6 responses to ““Can you prescribe me cannabis, doc?””

  1. Good topic important for primary care.

  2. Love the charts and approach.

  3. In Figure One there appears to be a typo in the Neuropathic Pain evidence summary box. The listed NNT for neuropathic pain is 3, which would actually imply it is the most effective pharmaceutical option. The listed reference, Allan et al 2018 guideline, contains absolute effect sizes and NNT estimates in table 1, which identifies the outcome of 30% improvement in neuropathic pain scale as providing an NNT of 11 or 14, depending on inclusion or exclusion of cancer studies. Either way, NNT 11 is very different effect size than NNT of 3, as 3 implies 33% of patients improve on drug over placebo, and 11 implies 9% of patients experience this improvement. Hopefully this typo can be easily fixed, as I suspect this algorithm will be used by many clinicians in the coming months.
    As a secondary comment, the NNT of 15 quoted for palliative pain is transcribed correctly, but the source reference specifically notes it as a Non Statistically Significant (NSS) finding, with Very low quality evidence, perhaps NSS could be added to indicate the tenuous nature of this estimate.

  4. Nice resources! A little proofreading to take this from good to great ;^) The previous commenter already pointed out the most important issue – NNT errors. There also seem to be some missing links within the flow chart itself – to the online modules and video?; and some redundant wording in this heading “Cannabis Sample Cannabis Prescription & Authorization”…
    I found this to be helpful and it may well be useful in practice.

  5. Thank you for this. I am giving a talk later this month on the use of cannabis in long term facilities as Interior Health has begun to accept patients’ use, and will definitely provide this as a resource.
    A few thoughts.
    1. The answer to why the research is unreliable is a bit sugar coated and does not mention the previously illegal nature of cannabis and how cannabis research was restricted.
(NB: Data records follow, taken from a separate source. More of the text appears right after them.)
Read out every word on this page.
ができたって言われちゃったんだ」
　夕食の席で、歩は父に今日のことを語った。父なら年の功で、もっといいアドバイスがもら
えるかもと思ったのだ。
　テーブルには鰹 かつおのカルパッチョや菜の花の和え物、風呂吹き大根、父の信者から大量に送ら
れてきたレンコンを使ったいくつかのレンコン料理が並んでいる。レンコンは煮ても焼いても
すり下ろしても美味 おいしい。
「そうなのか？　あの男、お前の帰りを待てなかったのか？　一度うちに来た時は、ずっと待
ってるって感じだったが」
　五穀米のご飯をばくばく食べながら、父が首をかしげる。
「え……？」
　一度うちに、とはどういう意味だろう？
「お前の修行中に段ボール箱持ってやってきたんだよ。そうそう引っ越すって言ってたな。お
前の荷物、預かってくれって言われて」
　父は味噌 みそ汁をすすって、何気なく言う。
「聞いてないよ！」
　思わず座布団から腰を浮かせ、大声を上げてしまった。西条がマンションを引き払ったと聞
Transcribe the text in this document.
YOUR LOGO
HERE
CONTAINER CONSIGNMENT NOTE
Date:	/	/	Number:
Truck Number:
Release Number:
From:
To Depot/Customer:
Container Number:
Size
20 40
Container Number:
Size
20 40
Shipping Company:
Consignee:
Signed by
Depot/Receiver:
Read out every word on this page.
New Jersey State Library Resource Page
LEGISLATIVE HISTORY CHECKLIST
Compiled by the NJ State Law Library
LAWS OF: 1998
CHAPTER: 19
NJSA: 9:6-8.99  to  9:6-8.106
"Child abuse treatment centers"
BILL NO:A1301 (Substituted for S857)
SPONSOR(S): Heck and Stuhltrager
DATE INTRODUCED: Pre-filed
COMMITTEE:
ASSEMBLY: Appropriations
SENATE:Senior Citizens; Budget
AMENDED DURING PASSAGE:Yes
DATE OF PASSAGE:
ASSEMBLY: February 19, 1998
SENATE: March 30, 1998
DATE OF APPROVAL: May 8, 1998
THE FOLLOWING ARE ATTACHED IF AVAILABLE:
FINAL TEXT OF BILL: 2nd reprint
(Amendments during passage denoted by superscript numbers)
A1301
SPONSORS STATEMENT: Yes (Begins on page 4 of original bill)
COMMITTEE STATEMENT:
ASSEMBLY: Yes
It wouldn’t hurt to mention that it is more difficult to study cannabis in Canada now than prior to legalization. I am the qualified investigator for an RCT of cannabis for PTSD symptoms and the hurdles are immense. https://www.cbc.ca/news/canada/manitoba/canada-cannabis-research-barriers-1.5326667
    2. Under “Strategies for safer cannabis use”, you suggest “Avoid inhaling”. This doesn’t generally produce the desired effect. I might suggest “Avoid smoking or vaping”.
    3. The side effects that you list for CBD come from the Epidiolex monograph, which recommends doses of 5-20 mg/kg/day. These doses, in excess of 500-1000 mg/day have been found to be associated with these complications. Given that the cost of CBD is approximately $0.1/mg, very few patients will be able to afford such doses. Few patients in my practice take more than 60 mg/day and I have not seen the degree of reported side effects that you are suggesting.
    4. There seems to be a typo above the “Sample Cannabinoid Prescription” where the arrows have been interchanged – “Dried Cannabis or Cannabis Oil” and “Nabilone or nabiximols”
    5. On the topic of nabiximols, this is an expensive way to get an equal mixture of THC and CBD to a patient via an alcohol-based vehicle that is notorious for causing buccal irritation. A number of licensed producers make an equivalent mixture of THC and CBD in a carrier oil that can also be delivered by buccal spray and is cheaper.
    6. Under suggested starting dose, “2-2.5 mg of CBD+/-THC” is a bit unclear. Dosage should be specified as the THC component, which is usually what causes most side effects. I would potentially start lower, at 1 mg THC, especially in elderly patients. My practice is to match this with at least as much CBD or more, as this has been speculated (little firm evidence) to decrease the “high” effect of THC.

  6. This article is very interesting. I especially like the happy faces diagram. I would like to use that with clients. I work in mental health and addictions and a lot of clients relied on marijuana for pain management of various conditions. The happy faces scale could be useful in swaying people from the conviction that they need to smoke or ingest cannabis, or use opioids.